Caesars Entertainment kicked off the fourth-quarter earnings season with a pre-announcement that revenues and EBITDA were below analyst expectations.
So what did the stock do? It leaped 5.3 percent.
A stock jumping on disappointing news is not what is supposed to happen. Now, the news came on an up day for the stock market and a positive session for casino stocks in particular. But 5.3 percent—to close at $46.53, the highest of the young year, no less—far exceeded the performance of the market or the industry.
So what gives?
One answer is that Caesars has done a good job in keeping analysts up to date. Several already had lowered revenue and earnings expectations. And, while they hadn’t quite lowered them enough (Caesars’ EBITDA looks like it will be around 2.5 percent below analyst consensus when full results are released next month), the tone and direction had been set. In other words, no surprises.
Another answer might be that investors were relieved in an uncertain environment. Now we know what Caesars will report, and it’s not the end of the world.
Yet another answer is that there were kernels of good news in the announcement. Digital operations turned positive, despite a hit to online sports betting by bettor friendly game results to the estimated tune of $29 million in EBITDA. In other words, digital, which was minus $5 million in the fourth quarter of 2022, would have doubled its actual result with normal hold.
Finally, Caesars maintained EBITDA margins of 33 percent in its brick-and-mortar operations despite softer revenues, which suggests greater future profitability when revenues resume their growth.
But perhaps the biggest reason for the stock’s resilience comes down not to numbers, but to the human element; more specifically, to CEO Tom Reeg.

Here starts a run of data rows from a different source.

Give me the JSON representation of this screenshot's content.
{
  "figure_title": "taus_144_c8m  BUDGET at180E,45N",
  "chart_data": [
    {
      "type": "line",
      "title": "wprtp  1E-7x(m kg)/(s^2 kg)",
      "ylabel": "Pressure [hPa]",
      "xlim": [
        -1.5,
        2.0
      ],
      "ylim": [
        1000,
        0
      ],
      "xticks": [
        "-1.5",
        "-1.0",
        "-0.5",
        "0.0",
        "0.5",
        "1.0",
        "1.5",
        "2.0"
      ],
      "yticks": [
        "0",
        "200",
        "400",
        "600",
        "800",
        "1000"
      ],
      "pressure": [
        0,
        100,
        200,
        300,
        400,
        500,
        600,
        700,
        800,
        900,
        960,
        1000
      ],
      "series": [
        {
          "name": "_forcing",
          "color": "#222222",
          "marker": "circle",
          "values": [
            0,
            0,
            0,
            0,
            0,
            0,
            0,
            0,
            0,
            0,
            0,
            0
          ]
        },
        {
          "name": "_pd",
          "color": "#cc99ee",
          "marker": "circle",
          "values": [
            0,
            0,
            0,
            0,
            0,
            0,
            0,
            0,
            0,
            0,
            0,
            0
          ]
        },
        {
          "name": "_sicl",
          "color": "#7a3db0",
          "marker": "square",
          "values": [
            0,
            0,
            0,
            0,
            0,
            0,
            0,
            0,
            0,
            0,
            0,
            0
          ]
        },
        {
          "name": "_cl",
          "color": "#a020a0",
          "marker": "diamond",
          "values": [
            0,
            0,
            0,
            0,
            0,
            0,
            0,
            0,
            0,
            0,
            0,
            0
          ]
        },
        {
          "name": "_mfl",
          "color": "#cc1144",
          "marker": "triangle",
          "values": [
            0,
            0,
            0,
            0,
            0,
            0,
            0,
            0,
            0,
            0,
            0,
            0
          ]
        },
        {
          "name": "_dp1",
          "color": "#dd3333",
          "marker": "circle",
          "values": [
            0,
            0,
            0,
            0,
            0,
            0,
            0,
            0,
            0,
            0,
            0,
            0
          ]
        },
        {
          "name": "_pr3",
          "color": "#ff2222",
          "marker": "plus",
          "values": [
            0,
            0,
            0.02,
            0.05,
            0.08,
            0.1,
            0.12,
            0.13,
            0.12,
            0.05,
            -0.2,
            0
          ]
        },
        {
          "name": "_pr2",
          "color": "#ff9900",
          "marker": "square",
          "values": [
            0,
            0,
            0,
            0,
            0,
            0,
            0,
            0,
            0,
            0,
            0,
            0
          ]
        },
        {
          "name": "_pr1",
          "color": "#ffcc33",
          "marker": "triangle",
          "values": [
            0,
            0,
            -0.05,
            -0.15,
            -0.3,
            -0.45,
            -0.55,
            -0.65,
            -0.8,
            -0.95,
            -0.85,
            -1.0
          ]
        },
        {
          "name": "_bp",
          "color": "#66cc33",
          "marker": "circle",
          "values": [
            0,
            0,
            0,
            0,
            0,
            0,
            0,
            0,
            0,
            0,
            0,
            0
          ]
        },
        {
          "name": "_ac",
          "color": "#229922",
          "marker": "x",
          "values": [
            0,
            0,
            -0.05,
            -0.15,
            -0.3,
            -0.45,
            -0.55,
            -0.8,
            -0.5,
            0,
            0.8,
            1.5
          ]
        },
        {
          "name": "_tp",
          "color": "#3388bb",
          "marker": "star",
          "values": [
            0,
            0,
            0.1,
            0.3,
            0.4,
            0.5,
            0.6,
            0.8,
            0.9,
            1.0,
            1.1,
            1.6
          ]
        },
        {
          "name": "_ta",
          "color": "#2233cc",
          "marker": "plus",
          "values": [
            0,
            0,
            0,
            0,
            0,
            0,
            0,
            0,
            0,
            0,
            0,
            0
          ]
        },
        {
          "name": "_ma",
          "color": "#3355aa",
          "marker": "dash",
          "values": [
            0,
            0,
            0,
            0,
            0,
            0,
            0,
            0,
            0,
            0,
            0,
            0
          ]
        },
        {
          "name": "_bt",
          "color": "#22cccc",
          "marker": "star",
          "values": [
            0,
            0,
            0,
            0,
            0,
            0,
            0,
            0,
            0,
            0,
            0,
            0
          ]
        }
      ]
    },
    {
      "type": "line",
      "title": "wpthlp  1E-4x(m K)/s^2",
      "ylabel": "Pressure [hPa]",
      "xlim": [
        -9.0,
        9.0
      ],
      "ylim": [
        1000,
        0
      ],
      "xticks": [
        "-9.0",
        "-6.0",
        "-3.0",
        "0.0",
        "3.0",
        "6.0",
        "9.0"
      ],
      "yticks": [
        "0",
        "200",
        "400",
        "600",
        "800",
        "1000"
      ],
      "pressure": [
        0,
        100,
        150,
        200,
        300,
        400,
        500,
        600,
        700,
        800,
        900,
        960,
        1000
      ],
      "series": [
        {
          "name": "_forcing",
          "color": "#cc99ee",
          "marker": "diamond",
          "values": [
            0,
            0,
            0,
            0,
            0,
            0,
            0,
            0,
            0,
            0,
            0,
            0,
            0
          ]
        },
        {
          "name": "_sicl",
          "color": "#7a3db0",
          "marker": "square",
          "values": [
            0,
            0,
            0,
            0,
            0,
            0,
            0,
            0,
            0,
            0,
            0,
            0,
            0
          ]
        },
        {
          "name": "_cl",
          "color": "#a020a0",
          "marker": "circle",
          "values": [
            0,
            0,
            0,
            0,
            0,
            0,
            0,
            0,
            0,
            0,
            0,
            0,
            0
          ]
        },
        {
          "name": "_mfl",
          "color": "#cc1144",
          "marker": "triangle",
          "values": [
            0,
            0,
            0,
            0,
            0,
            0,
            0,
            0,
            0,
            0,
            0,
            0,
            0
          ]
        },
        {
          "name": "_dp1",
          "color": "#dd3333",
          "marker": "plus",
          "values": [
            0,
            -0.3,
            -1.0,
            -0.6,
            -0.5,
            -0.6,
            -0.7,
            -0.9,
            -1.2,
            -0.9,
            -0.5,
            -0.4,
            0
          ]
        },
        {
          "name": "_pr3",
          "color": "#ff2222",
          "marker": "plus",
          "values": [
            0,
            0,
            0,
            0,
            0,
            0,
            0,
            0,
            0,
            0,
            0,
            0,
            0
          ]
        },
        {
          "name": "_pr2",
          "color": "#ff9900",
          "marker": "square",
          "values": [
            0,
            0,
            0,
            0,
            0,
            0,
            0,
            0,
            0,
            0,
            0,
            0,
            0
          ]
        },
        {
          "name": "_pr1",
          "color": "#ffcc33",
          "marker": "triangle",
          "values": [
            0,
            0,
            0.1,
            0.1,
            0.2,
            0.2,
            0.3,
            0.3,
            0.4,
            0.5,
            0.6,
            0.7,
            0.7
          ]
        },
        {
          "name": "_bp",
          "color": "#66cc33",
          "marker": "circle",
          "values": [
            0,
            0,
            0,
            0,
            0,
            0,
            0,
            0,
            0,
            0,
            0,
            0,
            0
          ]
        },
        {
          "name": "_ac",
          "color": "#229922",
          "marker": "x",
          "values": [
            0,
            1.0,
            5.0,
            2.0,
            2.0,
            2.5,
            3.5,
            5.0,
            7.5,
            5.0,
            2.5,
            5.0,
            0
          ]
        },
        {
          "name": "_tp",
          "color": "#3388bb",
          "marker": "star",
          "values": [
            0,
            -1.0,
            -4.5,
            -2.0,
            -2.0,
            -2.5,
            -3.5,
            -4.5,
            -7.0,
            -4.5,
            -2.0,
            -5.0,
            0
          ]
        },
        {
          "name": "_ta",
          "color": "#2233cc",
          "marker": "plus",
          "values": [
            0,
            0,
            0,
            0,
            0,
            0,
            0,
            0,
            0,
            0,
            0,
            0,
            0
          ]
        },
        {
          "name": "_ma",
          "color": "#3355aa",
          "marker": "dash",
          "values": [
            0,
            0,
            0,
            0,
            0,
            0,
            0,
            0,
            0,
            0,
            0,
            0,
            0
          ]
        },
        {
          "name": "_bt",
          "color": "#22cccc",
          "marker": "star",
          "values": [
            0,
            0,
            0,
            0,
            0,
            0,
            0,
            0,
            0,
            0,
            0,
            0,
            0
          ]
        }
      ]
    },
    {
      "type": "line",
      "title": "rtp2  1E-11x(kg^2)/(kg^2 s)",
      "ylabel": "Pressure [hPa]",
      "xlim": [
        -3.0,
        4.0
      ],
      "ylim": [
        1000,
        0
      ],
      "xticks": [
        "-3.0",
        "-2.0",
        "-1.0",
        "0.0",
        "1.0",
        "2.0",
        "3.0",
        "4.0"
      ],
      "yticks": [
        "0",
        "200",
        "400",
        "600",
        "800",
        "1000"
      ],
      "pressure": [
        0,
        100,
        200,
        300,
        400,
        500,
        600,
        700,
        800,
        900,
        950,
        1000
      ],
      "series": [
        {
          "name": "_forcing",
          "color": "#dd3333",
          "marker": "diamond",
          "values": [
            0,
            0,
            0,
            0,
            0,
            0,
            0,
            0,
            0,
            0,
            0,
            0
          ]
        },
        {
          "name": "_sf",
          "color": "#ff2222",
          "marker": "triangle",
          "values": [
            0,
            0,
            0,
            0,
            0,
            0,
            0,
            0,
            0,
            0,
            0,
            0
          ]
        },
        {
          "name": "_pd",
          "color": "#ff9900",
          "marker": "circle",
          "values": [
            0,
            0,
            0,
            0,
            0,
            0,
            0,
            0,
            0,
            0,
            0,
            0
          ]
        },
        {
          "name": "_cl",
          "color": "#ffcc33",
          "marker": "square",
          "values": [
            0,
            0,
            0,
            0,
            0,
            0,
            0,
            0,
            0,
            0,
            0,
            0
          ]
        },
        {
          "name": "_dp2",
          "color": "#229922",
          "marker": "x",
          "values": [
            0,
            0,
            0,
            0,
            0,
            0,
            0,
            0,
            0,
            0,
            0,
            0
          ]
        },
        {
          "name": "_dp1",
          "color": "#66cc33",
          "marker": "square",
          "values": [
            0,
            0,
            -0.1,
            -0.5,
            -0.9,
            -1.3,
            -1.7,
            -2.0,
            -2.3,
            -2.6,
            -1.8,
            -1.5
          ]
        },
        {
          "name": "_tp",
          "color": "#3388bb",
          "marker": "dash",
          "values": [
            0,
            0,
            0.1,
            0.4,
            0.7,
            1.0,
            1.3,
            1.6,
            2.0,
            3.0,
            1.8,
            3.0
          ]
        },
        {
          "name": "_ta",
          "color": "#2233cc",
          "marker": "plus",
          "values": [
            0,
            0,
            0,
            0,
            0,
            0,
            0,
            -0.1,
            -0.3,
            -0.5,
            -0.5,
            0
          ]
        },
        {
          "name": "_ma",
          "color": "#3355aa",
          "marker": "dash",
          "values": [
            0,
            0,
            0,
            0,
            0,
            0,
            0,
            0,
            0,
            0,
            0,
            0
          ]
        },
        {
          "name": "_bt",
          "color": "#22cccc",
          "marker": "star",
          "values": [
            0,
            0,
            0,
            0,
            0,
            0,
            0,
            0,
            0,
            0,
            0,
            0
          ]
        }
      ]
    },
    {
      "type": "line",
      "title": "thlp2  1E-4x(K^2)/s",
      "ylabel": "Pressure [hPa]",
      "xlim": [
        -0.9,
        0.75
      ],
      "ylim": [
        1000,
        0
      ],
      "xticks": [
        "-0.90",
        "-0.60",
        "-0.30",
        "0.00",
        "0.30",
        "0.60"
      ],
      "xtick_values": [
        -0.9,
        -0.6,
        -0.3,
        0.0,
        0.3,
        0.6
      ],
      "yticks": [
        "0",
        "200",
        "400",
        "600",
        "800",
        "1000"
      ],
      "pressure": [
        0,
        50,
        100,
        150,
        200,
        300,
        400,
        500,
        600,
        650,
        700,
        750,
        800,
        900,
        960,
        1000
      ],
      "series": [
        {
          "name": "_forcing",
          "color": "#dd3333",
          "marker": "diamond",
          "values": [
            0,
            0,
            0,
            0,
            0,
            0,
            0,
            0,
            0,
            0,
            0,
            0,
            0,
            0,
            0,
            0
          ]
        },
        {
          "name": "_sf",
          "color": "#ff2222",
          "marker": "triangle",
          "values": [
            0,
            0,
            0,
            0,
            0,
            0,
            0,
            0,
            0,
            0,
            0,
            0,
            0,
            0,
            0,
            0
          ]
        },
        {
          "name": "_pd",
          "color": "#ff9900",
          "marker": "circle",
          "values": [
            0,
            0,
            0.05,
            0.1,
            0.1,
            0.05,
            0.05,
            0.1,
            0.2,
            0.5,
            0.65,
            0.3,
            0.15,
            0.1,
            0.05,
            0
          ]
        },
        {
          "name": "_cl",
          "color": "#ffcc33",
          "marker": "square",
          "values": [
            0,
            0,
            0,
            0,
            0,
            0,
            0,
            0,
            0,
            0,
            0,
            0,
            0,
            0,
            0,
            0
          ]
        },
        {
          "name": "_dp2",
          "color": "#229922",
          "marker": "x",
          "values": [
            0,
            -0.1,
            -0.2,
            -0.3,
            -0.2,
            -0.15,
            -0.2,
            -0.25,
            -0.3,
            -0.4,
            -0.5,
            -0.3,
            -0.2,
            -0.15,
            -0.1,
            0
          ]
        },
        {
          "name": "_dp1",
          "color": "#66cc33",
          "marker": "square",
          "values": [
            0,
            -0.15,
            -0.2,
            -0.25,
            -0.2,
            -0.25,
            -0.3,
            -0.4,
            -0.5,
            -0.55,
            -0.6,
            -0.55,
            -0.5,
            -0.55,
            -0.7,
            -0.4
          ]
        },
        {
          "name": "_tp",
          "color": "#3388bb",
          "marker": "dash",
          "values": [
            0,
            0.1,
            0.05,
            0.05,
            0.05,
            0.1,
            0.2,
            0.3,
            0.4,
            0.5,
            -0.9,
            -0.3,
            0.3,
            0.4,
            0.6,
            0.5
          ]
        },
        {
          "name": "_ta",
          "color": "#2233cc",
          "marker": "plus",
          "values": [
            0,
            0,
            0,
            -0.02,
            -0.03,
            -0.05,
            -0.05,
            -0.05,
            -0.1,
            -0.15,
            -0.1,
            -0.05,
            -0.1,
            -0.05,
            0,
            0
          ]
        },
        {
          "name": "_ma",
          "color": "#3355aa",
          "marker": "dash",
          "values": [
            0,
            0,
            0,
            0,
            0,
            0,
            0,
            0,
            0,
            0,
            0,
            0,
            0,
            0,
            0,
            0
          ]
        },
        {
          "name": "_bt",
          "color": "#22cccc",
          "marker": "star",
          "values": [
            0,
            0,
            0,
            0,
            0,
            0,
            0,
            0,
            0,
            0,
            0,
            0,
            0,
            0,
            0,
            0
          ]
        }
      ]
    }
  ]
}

It is arguably the case that no CEO in the industry has Reeg’s degree of credibility among analysts and investors. He has consistently under promised and over delivered. So, when he predicts that online sports betting and iGaming will generate annual EBITDA equal to the money invested in their start-up, the $29 million positive figure for the fourth quarter suggests that Tom is doing it again. You can trust this guy.
In brief, he has earned patience and credibility from investors.
It didn’t hurt that the preannouncement came in tandem with Caesars announcing it will tender for $3.399 billion in 6.25 percent debt and that it will borrow $2 billion in an unsecured term loan as part of the refinancing.
Part of Caesars’ investment story is that it will dramatically cut debt with some property sales expected this year to raise funds for that purpose. Expectations are that its overall debt leverage ratio will fall from 5.4 times to under five times, thus providing relief at this time of higher interest rates.
It also doesn’t hurt that the stocks of U.S. casino operators have been in a funk for quite some time. Caesars, for example, is less than half of its all-time high of $119.81 set on what is now way back in September of 2021. In other words, the stock can run up from here and still have room to go to reach its former highs in terms of valuations, expected earnings and nominal pricing.
Given that perspective, Caesars’ less than thrilling preannouncement might actually have been a reassuring one.